Евгений Чебалин - Гарем ефрейтора
Исраилов, бросив туго набитый хурджин на топчан (никому не доверил, нес всю дорогу сам), грузно, расслабленно сидел за столом. Подняв голову, велел:
— Все в круговую засаду. Придет один человек, скажет: «Я из Унцукуля» — пропустите сюда. Остальных задерживать или убивать. Идите.
Охранники, косясь на огонь, распустившийся благодатным цветком, потянулись к выходу. Остался Ушахов и два телохранителя.
Ушахов сел на топчан рядом с хурджином. Он уперся в бок весомо и туго. В нем таился итог двухлетней ушаховской жизни, конечная цель: фамилии, адреса, пароли агентуры, всей антисоветчины, сколоченной лично Исраиловым, на которую он опирался в своей работе на Кавказе.
Почти все знал об этом Джавотхан Муртазалиев, частично — Иби Алхастов. Больше никто. Гонораром за кровь и пот станет вот эта кожаная заляпанная сумка.

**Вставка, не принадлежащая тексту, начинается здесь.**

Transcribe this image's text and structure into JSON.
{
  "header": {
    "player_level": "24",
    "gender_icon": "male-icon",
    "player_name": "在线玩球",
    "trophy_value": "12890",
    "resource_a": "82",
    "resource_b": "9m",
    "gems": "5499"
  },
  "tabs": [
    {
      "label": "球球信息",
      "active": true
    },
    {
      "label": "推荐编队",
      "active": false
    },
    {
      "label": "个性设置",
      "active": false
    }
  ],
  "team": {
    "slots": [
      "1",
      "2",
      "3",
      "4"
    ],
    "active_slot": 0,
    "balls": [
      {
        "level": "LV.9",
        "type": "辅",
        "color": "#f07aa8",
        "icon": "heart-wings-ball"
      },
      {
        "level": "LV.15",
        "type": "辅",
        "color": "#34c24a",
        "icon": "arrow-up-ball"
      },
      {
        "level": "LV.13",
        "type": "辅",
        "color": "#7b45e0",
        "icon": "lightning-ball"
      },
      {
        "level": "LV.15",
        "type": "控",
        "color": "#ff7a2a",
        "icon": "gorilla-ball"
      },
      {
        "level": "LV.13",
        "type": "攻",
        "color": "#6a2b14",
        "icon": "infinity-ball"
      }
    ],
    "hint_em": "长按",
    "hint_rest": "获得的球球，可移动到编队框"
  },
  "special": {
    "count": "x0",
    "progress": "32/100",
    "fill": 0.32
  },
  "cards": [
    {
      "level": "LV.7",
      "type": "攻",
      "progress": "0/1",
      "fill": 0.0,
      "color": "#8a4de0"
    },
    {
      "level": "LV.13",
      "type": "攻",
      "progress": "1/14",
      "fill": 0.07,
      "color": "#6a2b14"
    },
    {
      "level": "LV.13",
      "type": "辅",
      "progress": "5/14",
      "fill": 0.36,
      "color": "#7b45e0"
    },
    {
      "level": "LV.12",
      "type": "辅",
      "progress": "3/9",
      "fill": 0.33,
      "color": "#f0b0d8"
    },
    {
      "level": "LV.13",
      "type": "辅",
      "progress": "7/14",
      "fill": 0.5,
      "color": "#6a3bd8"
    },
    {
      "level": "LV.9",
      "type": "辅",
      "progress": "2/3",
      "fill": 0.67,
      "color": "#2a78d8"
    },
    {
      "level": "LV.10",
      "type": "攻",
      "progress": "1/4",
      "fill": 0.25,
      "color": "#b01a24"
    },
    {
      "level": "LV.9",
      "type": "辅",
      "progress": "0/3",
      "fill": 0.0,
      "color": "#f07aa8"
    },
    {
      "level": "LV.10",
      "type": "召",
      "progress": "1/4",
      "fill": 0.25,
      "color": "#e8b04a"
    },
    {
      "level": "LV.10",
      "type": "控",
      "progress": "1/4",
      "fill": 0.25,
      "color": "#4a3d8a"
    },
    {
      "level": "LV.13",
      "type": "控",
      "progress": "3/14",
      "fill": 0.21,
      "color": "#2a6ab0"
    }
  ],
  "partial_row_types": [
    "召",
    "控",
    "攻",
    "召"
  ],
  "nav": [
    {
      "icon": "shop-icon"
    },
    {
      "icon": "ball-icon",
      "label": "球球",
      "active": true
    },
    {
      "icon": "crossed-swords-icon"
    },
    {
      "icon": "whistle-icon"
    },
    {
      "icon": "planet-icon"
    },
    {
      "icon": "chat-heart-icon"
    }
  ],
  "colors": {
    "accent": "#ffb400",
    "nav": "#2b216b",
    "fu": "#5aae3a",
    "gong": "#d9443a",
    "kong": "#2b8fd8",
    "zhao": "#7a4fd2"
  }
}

«— Хасан, это я, человек из Унцукуля. Слушай внимательно. Я выполняю приказ. Жди меня с утра второго апреля в сакле, там, где мы встречались с Апият. Жди с бумагами. Ты, радист и бумаги нужны тем, кто отдал приказ. Я отведу к самолету. Все».
Этот голос возник неожиданно, как из преисподней, ударил по обнаженным нервам. Исраилов, потрясенно глядя на тускло-серый замолчавший ящик, только что подаривший спасение, задрожал подбородком, обнял Ушахова:
— Все… все, Шамиль! Конец этой мерзости, будь проклята земля трусов, шкурников, земля крыс! Они побежали с моего корабля при первой течи.
Осман-Губе продиктовал условия спасения три дня назад. Сегодня они выполнили свою часть. Дело за немцем. И за Аврамовым. Гестаповец говорил под его контролем: время выхода в эфир было аврамовское — для Ушахова. Для него же и слова: «Я выполняю приказ». Для Исраилова эти слова наполнены другим, долгожданным и ликующим смыслом: немец выполнял приказ Берлина: отвести к самолету, улететь!
Хасан привел к сакле, где они с гестаповцем когда-то встречались с какой-то Апият. Аврамов, наверное, уже окольцевал это место. Когда они пойдут на штурм? Сигналом для работы Ушахова станут первые выстрелы снаружи. Цель его работы — вот этот хурджин. За него нужно драться, пока не подоспеют аврамовские истребители.
Сколько времени? Снаружи сторожат двенадцать боевиков Хасана — самые надежные, испытанные. У них десять автоматов и два пулемета. Эту силу сразу не пробить даже роте. А может, не ждать, начать самому, сейчас?…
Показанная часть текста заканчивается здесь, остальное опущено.